The town is home to the Gain Castle, a prominent rajbari or mansion owned by the local Gain family which traces its ancestry to Mahendranath Gain, a wealthy 18th century Bengali landowner from eastern Bengal.

==Geography==

===Location===
Dhanyakuria is located at .

===Area overview===
The area shown in the map is a part of the Ichhamati-Raimangal Plain, located in the lower Ganges Delta. It contains soil of mature black or brownish loam to recent alluvium. Numerous rivers, creeks and khals criss-cross the area. The tip of the Sundarbans National Park is visible in the lower part of the map (shown in green but not marked). The larger full screen map shows the full forest area. A large section of the area is a part of the Sundarbans settlements. The densely populated area is an overwhelmingly rural area. Only 12.96% of the population lives in the urban areas and 87.04% of the population lives in the rural areas.

Note: The map alongside presents some of the notable locations in the subdivision. All places marked in the map are linked in the larger full screen map.

==Demographics==
According to the 2011 Census of India Dhanyakuria had a total population of 5,148, of which 2,640 (51%) were males and 2,508 (49%) were females. Population in the age range 0–6 years was 415. The total number of literate persons in Dhanyakuria was 4,069 (85.97% of the population over 6 years).

As of the 2001 India census, Dhanyakuria had a population of 4,168. Males constitute 51% of the population.
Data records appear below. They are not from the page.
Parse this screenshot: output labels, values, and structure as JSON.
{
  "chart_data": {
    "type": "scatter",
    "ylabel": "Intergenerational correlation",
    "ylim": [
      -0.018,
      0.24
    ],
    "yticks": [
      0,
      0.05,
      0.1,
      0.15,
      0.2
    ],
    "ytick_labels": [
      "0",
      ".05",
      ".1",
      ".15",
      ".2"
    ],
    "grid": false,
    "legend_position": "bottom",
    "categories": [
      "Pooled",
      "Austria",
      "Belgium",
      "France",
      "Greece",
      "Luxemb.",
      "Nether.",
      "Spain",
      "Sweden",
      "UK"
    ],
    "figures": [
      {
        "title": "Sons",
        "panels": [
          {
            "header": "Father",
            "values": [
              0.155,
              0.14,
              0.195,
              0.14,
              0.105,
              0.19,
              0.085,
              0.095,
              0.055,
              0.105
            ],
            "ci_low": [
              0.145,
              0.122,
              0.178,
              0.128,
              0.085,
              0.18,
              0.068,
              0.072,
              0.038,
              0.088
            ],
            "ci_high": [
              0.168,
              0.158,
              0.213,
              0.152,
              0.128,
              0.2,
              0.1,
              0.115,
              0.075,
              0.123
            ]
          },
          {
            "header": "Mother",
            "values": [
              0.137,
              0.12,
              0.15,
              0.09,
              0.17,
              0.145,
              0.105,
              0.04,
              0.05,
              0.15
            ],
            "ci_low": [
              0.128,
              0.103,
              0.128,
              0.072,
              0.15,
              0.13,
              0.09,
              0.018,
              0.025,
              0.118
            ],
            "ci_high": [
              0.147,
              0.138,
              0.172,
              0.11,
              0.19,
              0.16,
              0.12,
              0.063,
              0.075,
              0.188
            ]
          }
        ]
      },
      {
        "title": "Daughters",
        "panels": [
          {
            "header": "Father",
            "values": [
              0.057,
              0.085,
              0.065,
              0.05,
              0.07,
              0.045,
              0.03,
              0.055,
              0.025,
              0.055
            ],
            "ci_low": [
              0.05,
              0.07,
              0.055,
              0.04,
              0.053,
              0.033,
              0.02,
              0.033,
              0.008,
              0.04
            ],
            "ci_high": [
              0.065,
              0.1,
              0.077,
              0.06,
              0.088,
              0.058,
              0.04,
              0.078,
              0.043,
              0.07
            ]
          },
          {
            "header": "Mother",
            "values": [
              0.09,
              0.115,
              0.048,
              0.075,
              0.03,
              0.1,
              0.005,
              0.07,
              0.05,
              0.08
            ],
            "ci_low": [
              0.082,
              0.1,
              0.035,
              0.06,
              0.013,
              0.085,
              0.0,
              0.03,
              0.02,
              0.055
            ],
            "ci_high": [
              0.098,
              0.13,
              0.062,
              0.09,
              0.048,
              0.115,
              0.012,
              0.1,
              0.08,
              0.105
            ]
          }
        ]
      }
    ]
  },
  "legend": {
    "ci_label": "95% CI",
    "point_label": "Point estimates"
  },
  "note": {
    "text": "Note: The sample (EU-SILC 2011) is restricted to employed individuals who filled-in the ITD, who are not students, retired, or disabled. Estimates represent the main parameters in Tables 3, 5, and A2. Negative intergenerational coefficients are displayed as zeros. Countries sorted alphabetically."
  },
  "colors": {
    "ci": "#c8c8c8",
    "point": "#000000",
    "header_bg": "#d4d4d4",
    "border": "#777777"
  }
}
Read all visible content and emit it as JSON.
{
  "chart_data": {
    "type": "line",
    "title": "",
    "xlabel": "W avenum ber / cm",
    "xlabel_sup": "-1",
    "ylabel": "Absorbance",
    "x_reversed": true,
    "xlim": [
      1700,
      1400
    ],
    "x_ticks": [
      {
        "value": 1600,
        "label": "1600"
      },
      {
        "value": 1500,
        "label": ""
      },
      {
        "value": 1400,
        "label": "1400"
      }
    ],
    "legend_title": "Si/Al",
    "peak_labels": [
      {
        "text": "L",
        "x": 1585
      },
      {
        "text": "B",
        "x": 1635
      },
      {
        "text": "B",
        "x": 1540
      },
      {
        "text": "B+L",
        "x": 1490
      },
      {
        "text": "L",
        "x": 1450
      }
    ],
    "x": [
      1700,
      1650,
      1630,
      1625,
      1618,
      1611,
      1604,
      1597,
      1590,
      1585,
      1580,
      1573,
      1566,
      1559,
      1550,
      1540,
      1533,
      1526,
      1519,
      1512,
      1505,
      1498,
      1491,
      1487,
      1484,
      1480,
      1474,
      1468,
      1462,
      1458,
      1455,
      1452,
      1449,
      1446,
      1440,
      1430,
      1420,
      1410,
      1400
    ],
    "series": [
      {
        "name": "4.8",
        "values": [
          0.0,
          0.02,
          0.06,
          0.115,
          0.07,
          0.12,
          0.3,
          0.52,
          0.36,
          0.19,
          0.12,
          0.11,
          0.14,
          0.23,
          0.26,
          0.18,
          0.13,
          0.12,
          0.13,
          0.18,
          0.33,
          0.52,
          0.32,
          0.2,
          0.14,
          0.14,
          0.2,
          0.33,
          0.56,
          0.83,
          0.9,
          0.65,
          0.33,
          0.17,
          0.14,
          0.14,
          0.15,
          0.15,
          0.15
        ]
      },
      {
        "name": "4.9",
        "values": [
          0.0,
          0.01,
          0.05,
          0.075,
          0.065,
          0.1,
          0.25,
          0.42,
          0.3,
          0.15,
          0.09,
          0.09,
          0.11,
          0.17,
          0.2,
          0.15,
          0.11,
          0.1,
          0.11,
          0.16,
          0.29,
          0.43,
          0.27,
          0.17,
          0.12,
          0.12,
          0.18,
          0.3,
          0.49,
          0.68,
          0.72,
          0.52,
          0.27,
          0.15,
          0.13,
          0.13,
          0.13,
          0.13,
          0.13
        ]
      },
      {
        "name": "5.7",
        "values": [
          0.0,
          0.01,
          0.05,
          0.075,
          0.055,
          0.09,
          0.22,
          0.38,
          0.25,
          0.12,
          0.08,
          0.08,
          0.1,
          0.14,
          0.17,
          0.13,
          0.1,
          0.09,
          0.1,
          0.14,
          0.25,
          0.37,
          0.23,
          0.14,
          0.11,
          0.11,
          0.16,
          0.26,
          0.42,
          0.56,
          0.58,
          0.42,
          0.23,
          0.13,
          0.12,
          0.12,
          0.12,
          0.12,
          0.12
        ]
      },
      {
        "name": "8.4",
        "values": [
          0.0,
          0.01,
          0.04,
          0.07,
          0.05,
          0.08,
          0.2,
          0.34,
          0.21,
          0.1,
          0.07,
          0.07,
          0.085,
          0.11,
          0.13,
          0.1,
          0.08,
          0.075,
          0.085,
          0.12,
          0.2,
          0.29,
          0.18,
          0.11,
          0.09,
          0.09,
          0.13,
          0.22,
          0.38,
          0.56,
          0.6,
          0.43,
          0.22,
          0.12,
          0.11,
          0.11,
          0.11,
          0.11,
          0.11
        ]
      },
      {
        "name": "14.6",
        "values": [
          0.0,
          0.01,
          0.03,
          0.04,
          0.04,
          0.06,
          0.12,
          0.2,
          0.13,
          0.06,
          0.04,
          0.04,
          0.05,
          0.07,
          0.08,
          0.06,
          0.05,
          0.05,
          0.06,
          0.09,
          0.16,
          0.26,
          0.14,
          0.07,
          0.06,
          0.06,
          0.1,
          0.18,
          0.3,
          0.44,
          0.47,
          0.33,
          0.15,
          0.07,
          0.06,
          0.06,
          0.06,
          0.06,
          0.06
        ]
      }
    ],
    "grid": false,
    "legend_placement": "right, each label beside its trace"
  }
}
Dhanyakuria has an average literacy rate of 75%, higher than the national average of 59.5%: male literacy is 81% and, female literacy is 68%. In Dhanyakuria, 10% of the population is under 6 years of age.

==Education==
Dhanyakuri Higher Secondary School is a co-educational school.

==Healthcare==
Dhanyakuria Rural Hospital at Dhanyakuria with 30 beds in the main medical facility in Basirhat II CD Block, there are primary health centres at Sikra Kulingram (with 6 beds) and Rajendrapur (with 10 beds).

North 24 Parganas district is one of the areas where groundwater is affected by arsenic contamination.